12 thoughts on “Work as a Spiritual Quest

  1. I noticed this morning people playing bells in church were smiling while performing and hadn’t while rehearsing. I wondered if it was the holy spirit or the gift giving. I still feel fortunate to have gifted throughout my life as a social worker and to have loved the giving. Now my retirement work is to help at church. God has given me many smiles and because of your words, I am more certain that upturned mouths are a precious gift indeed. Thank you for increasing my awareness of our living God. Lynne

    1. What a lovely post, Lynne. Thank you so much for reading and for responding. I could see the bell ringers smiling in your words, and I smiled too. Maybe that’s the real spiritual journey – the smiles we offer. Bhante must have already know that.

  2. What a wonderful reminder! “I’m heading off to gift!” Even know this is so, we sometimes forget. Thank you for your smiles, and reminding us to do the same. Aloha Pume Hana

  3. Ah, Janet,

    What a lovely reflection! I have been trying to be present at work not for the structure of grammar and writing process (both important, mind you) but for my students. They come with such complex lives, and it can be tempting to see only the heartbreak and frustration but not the potential and joy.

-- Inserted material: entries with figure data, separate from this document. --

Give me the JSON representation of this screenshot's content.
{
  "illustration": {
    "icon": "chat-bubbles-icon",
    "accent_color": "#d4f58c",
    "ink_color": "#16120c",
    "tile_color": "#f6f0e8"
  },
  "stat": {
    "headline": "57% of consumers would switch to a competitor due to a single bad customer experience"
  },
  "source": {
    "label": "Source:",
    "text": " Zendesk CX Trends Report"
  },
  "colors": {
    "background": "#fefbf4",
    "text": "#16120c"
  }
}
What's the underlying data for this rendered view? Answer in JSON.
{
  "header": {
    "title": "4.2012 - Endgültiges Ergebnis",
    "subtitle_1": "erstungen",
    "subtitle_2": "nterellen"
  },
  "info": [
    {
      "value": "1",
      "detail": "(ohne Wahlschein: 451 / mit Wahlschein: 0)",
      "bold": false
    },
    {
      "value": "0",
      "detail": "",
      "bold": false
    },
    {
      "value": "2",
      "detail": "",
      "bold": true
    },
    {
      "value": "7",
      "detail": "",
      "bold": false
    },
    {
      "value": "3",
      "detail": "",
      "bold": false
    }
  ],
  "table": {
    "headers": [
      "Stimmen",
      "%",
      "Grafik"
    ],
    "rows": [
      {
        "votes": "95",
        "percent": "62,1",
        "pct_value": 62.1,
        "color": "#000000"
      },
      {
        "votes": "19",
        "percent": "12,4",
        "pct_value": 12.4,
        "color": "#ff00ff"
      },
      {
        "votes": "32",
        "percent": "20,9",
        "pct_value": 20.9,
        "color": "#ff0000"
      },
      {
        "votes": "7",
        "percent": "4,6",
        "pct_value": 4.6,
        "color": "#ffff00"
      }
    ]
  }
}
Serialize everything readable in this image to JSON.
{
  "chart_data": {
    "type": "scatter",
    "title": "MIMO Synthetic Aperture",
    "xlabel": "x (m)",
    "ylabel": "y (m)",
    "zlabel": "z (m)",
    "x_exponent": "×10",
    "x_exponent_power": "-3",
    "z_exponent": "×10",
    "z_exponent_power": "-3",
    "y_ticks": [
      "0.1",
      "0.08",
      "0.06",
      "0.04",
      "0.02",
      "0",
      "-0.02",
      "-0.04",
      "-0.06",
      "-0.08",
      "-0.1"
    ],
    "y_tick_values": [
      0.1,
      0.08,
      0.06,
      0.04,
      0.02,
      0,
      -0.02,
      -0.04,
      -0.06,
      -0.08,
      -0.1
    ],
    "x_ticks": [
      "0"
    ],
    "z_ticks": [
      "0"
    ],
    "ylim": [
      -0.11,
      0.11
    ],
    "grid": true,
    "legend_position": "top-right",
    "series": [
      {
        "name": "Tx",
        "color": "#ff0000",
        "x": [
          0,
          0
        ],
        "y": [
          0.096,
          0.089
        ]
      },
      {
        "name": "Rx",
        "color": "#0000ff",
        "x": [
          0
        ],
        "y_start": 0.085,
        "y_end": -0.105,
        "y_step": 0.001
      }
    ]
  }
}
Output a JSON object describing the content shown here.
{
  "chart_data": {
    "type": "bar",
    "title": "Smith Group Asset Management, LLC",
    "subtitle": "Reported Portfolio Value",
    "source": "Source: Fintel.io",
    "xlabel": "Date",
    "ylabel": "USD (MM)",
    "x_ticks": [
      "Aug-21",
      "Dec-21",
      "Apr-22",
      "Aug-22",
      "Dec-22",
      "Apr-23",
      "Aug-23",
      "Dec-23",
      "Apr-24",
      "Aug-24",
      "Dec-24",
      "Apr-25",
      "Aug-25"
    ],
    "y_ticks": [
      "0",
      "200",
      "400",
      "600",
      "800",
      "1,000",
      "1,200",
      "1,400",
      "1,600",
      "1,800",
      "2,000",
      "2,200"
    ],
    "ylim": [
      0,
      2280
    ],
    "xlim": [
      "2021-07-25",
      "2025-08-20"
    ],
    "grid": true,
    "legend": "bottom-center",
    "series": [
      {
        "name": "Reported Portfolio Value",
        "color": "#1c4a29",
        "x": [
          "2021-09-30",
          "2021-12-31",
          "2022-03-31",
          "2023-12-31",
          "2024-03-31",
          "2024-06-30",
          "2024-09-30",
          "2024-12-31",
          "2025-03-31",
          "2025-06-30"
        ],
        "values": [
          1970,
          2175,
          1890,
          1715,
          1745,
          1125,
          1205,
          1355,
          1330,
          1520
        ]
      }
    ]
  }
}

    Your strong, gentle, and firm reminder just may be something I share with my students, that is – – of course – – with your permission. Thank you for articulating this call to a life’s vocation, not merely a job, so articulately and eloquently.

    My best,
    Jan

    1. Please, please! Pass it around. Thank you. And thank you for the work you do. I know you reach beyond yourself for your students. And the more we touch, the more we pass on the possibilities of kindness.